Discrepancy Analysis

A critical observation is that the RM exhibits a 40% mismatch rate with human judgment when evaluating PM-generated responses, suggesting that the RM's inability to appropriately score PM outputs contributes to saturation. This discrepancy persists even with model scaling, indicating a fundamental misalignment that scaling alone cannot resolve.

Introducing Seamlessness and Metric $\sigma$

Seamlessness is defined to quantify the alignment between PM and RM. The seamlessness metric, $\sigma$ , focuses on the probabilistic interpretation of RM judgment discrepancies when conditioned on PM responses. Three computational variants of $\sigma$ are introduced: $_{\text{Adv}$, $_{\text{Contrast}$, and $_{\text{GPT}$, each employing different methodologies to assess seamlessness without human intervention.

Practical Implementations and Improvements

Data Selection

The study shows that filtering 20% of the RL training data based on $\sigma$ results significantly enhances RLHF performance. This approach effectively mitigates the saturation phenomenon, leading to better alignment and performance metrics compared to using the full dataset.

Model Augmentation

Moreover, using $\sigma$ to guide the augmentation of RMs and PMs by targeting data samples that highlight weaknesses in the models further optimizes RLHF outcomes. This targeted augmentation method demonstrates substantial improvements over standard augmentation techniques, reinforcing the utility of $\sigma$ as a diagnostic tool in RLHF.
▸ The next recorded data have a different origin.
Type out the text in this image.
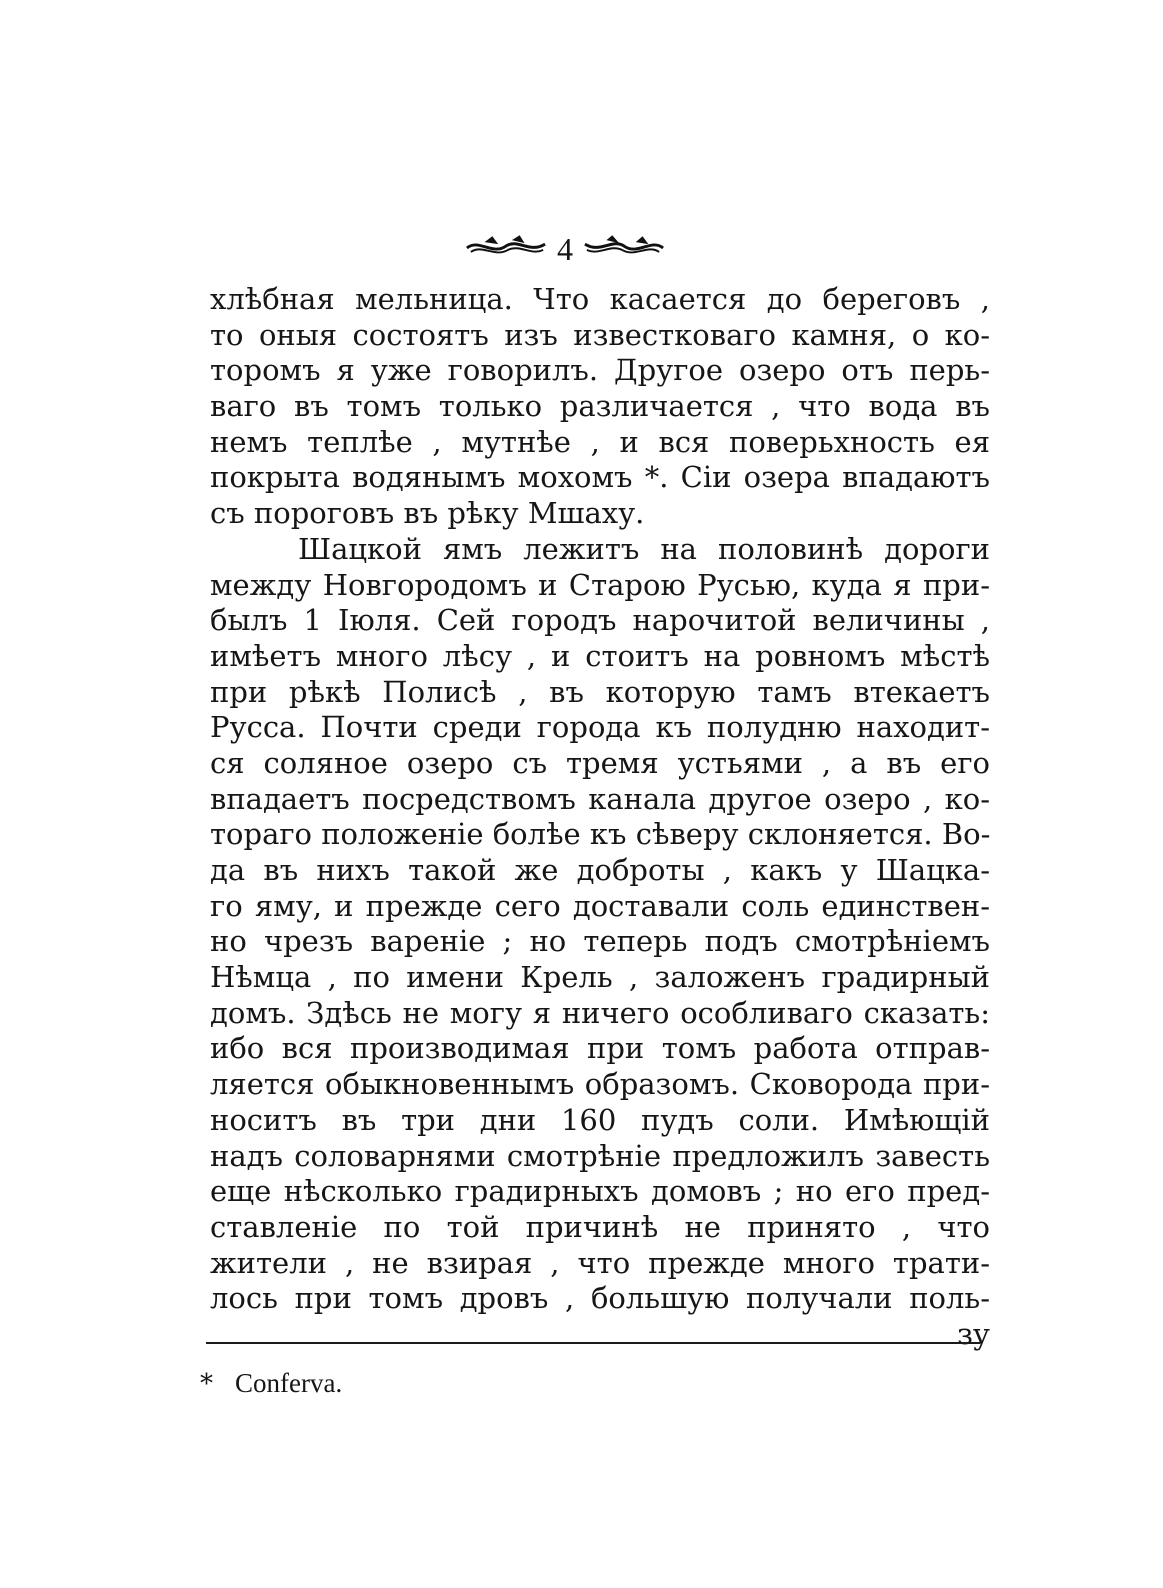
4
хлѣбная мельница. Что касается до береговъ ,
то оныя состоятъ изъ известковаго камня, о ко-
торомъ я уже говорилъ. Другое озеро отъ перь-
ваго въ томъ только различается , что вода въ
немъ теплѣе , мутнѣе , и вся поверьхность ея
покрыта водянымъ мохомъ *. Сіи озера впадаютъ
съ пороговъ въ рѣку Мшаху.
Шацкой ямъ лежитъ на половинѣ дороги
между Новгородомъ и Старою Русью, куда я при-
былъ 1 Іюля. Сей городъ нарочитой величины ,
имѣетъ много лѣсу , и стоитъ на ровномъ мѣстѣ
при рѣкѣ Полисѣ , въ которую тамъ втекаетъ
Русса. Почти среди города къ полудню находит-
ся соляное озеро съ тремя устьями , а въ его
впадаетъ посредствомъ канала другое озеро , ко-
тораго положеніе болѣе къ сѣверу склоняется. Во-
да въ нихъ такой же доброты , какъ у Шацка-
го яму, и прежде сего доставали соль единствен-
но чрезъ вареніе ; но теперь подъ смотрѣніемъ
Нѣмца , по имени Крель , заложенъ градирный
домъ. Здѣсь не могу я ничего особливаго сказать:
ибо вся производимая при томъ работа отправ-
ляется обыкновеннымъ образомъ. Сковорода при-
носитъ въ три дни 160 пудъ соли. Имѣющій
надъ соловарнями смотрѣніе предложилъ завесть
еще нѣсколько градирныхъ домовъ ; но его пред-
ставленіе по той причинѣ не принято , что
жители , не взирая , что прежде много трати-
лось при томъ дровъ , большую получали поль-
зу
* Conferva.
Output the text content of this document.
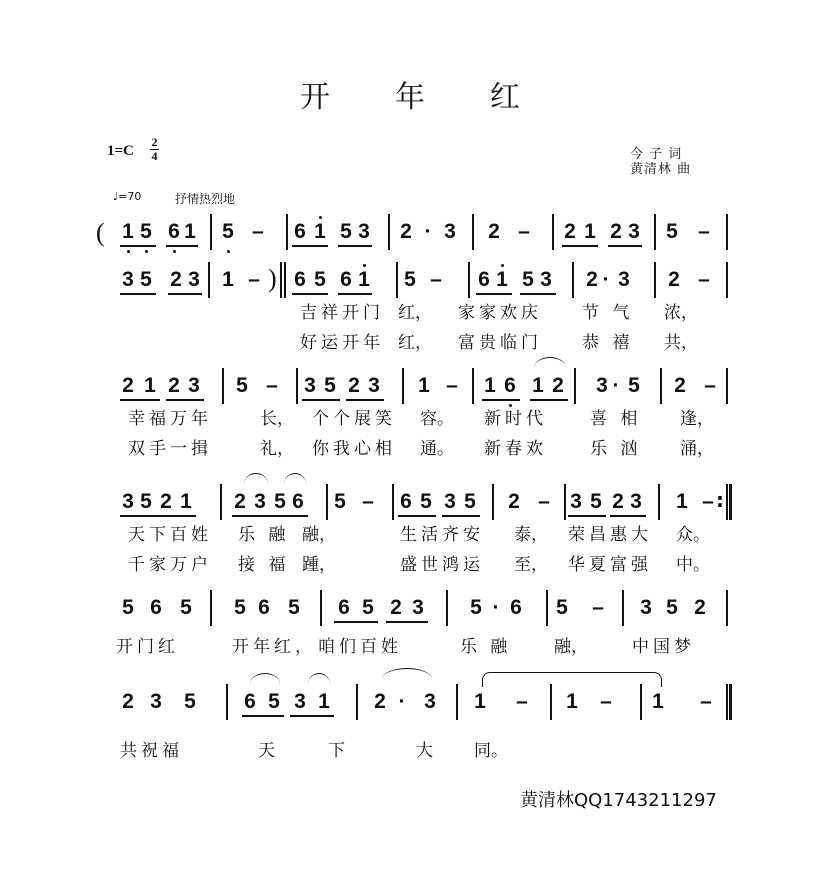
开 年 红
1=C
2
4	今 子 词
黄清林 曲
♩=70	抒情热烈地
( 1 5 6 1 5 – 6 1 5 3 2 · 3 2 – 2 1 2 3 5 –
3 5 2 3 1 – 6 5 6 1 5 – 6 1 5 3 2 · 3 2 –
2 1 2 3 5 – 3 5 2 3 1 – 1 6 1 2 3 · 5 2 –
3 5 2 1 2 3 5 6 5 – 6 5 3 5 2 – 3 5 2 3 1 –
5 6 5 5 6 5 6 5 2 3 5 · 6 5 – 3 5 2
2 3 5 6 5 3 1 2 · 3 1 – 1 – 1 –
)
:
吉祥开门 红， 家家欢庆 节 气 浓，
好运开年 红， 富贵临门 恭 禧 共，
幸福万年	长， 个个展笑 容。 新时代	喜 相 逢，
双手一揖	礼， 你我心相 通。 新春欢	乐 汹 涌，
天下百姓 乐 融 融，	生活齐安 泰， 荣昌惠大 众。
千家万户 接 福 踵，	盛世鸿运 至， 华夏富强 中。
开门红	开年红， 咱们百姓	乐 融	融，	中国梦
共祝福	天	下	大 同。
黄清林QQ1743211297
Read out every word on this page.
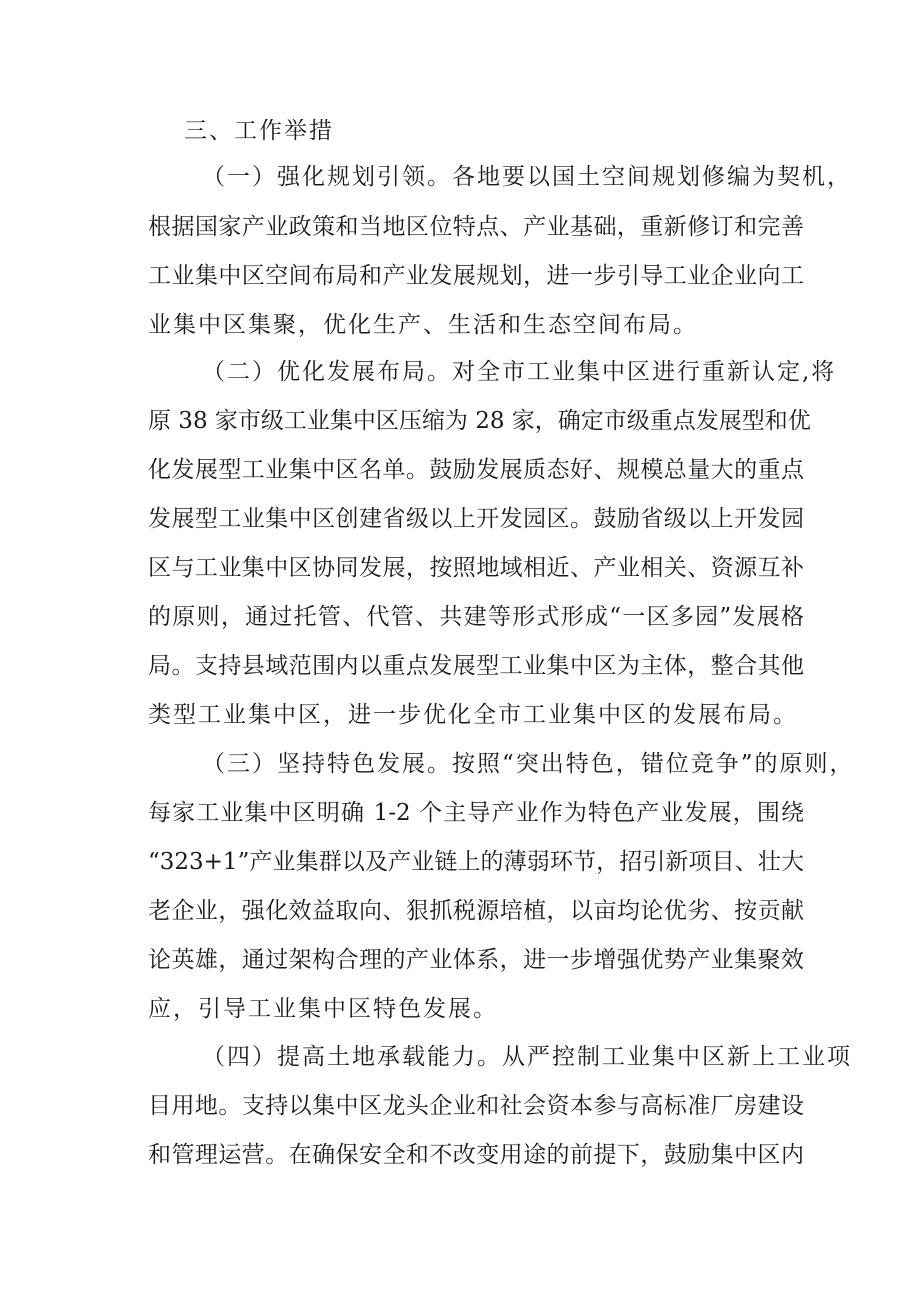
三、工作举措
（一）强化规划引领。各地要以国土空间规划修编为契机，
根据国家产业政策和当地区位特点、产业基础，重新修订和完善
工业集中区空间布局和产业发展规划，进一步引导工业企业向工
业集中区集聚，优化生产、生活和生态空间布局。
（二）优化发展布局。对全市工业集中区进行重新认定,将
原 38 家市级工业集中区压缩为 28 家，确定市级重点发展型和优
化发展型工业集中区名单。鼓励发展质态好、规模总量大的重点
发展型工业集中区创建省级以上开发园区。鼓励省级以上开发园
区与工业集中区协同发展，按照地域相近、产业相关、资源互补
的原则，通过托管、代管、共建等形式形成“一区多园”发展格
局。支持县域范围内以重点发展型工业集中区为主体，整合其他
类型工业集中区，进一步优化全市工业集中区的发展布局。
（三）坚持特色发展。按照“突出特色，错位竞争”的原则，
每家工业集中区明确 1-2 个主导产业作为特色产业发展，围绕
“323+1”产业集群以及产业链上的薄弱环节，招引新项目、壮大
老企业，强化效益取向、狠抓税源培植，以亩均论优劣、按贡献
论英雄，通过架构合理的产业体系，进一步增强优势产业集聚效
应，引导工业集中区特色发展。
（四）提高土地承载能力。从严控制工业集中区新上工业项
目用地。支持以集中区龙头企业和社会资本参与高标准厂房建设
和管理运营。在确保安全和不改变用途的前提下，鼓励集中区内
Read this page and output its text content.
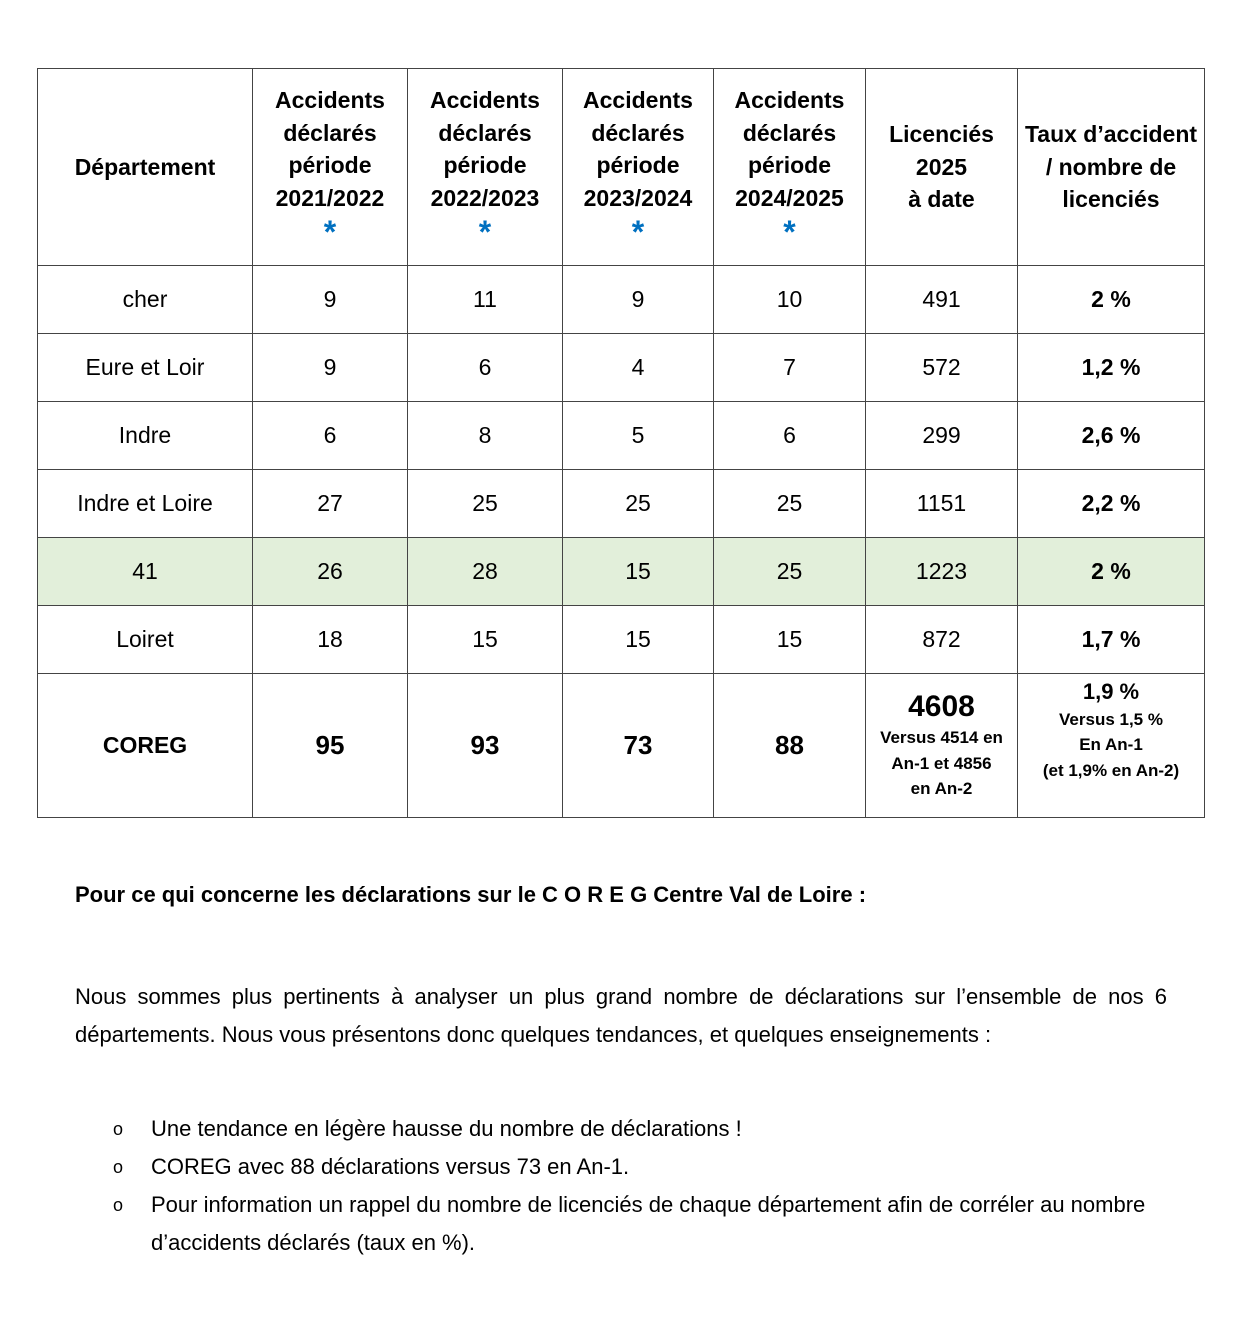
Département	Accidents
déclarés
période
2021/2022
*	Accidents
déclarés
période
2022/2023
*	Accidents
déclarés
période
2023/2024
*	Accidents
déclarés
période
2024/2025
*	Licenciés
2025
à date	Taux d’accident
/ nombre de
licenciés
cher	9	11	9	10	491	2 %
Eure et Loir	9	6	4	7	572	1,2 %
Indre	6	8	5	6	299	2,6 %
Indre et Loire	27	25	25	25	1151	2,2 %
41	26	28	15	25	1223	2 %
Loiret	18	15	15	15	872	1,7 %
COREG	95	93	73	88	4608
Versus 4514 en
An-1 et 4856
en An-2	1,9 %
Versus 1,5 %
En An-1
(et 1,9% en An-2)
Pour ce qui concerne les déclarations sur le C O R E G Centre Val de Loire :
Nous sommes plus pertinents à analyser un plus grand nombre de déclarations sur l’ensemble de nos 6 départements. Nous vous présentons donc quelques tendances, et quelques enseignements :
o Une tendance en légère hausse du nombre de déclarations !
o COREG avec 88 déclarations versus 73 en An-1.
o Pour information un rappel du nombre de licenciés de chaque département afin de corréler au nombre d’accidents déclarés (taux en %).
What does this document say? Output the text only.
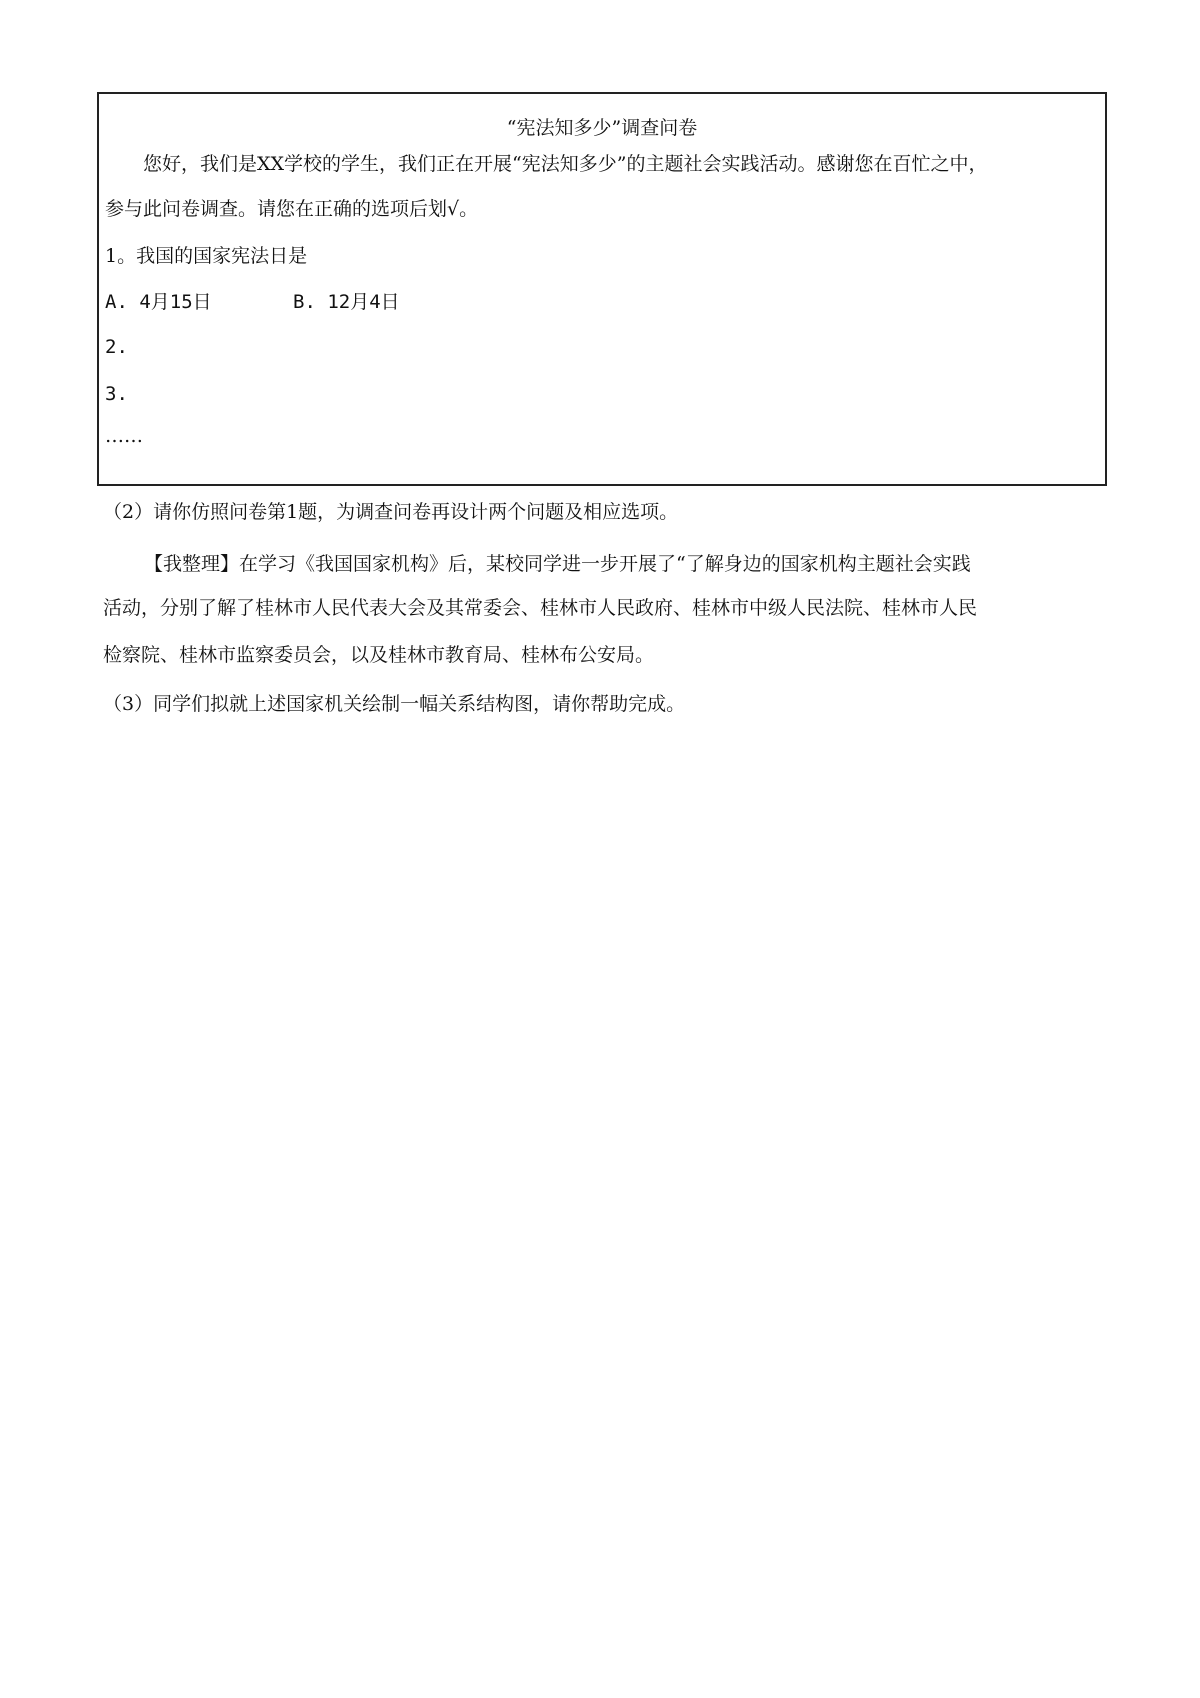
“宪法知多少”调查问卷
您好，我们是XX学校的学生，我们正在开展“宪法知多少”的主题社会实践活动。感谢您在百忙之中，
参与此问卷调查。请您在正确的选项后划√。
1。我国的国家宪法日是
A. 4月15日	B. 12月4日
2.
3.
……
（2）请你仿照问卷第1题，为调查问卷再设计两个问题及相应选项。
【我整理】在学习《我国国家机构》后，某校同学进一步开展了“了解身边的国家机构主题社会实践
活动，分别了解了桂林市人民代表大会及其常委会、桂林市人民政府、桂林市中级人民法院、桂林市人民
检察院、桂林市监察委员会，以及桂林市教育局、桂林布公安局。
（3）同学们拟就上述国家机关绘制一幅关系结构图，请你帮助完成。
Theoretical and Practical Implications

The concept of seamlessness introduces a data-centric perspective to improving RLHF, emphasizing the importance of model interactivity over isolated model performance. Practically, this contributes to better-designed training regimes, reduced resource consumption, and more aligned AI outputs.

Future Developments

Future research might explore seamlessness in online RLHF settings to further validate its robustness and utility in dynamic, real-world environments. Additionally, refining the metric $\sigma$ to incorporate absolute measures of data quality could enhance its diagnostic capability and generalizability across diverse applications.

Conclusion

The paper significantly advances understanding and methodologies in RLHF by spotlighting the importance of seamlessness between RMs and PMs. The introduction of $\sigma$ as a practical metric offers a robust tool for enhancing RLHF performance, paving the way for more reliable and human-aligned LLMs. With these insights, the field moves closer to fully harnessing the potential of reinforcement learning to achieve nuanced, preference-aligned AI systems.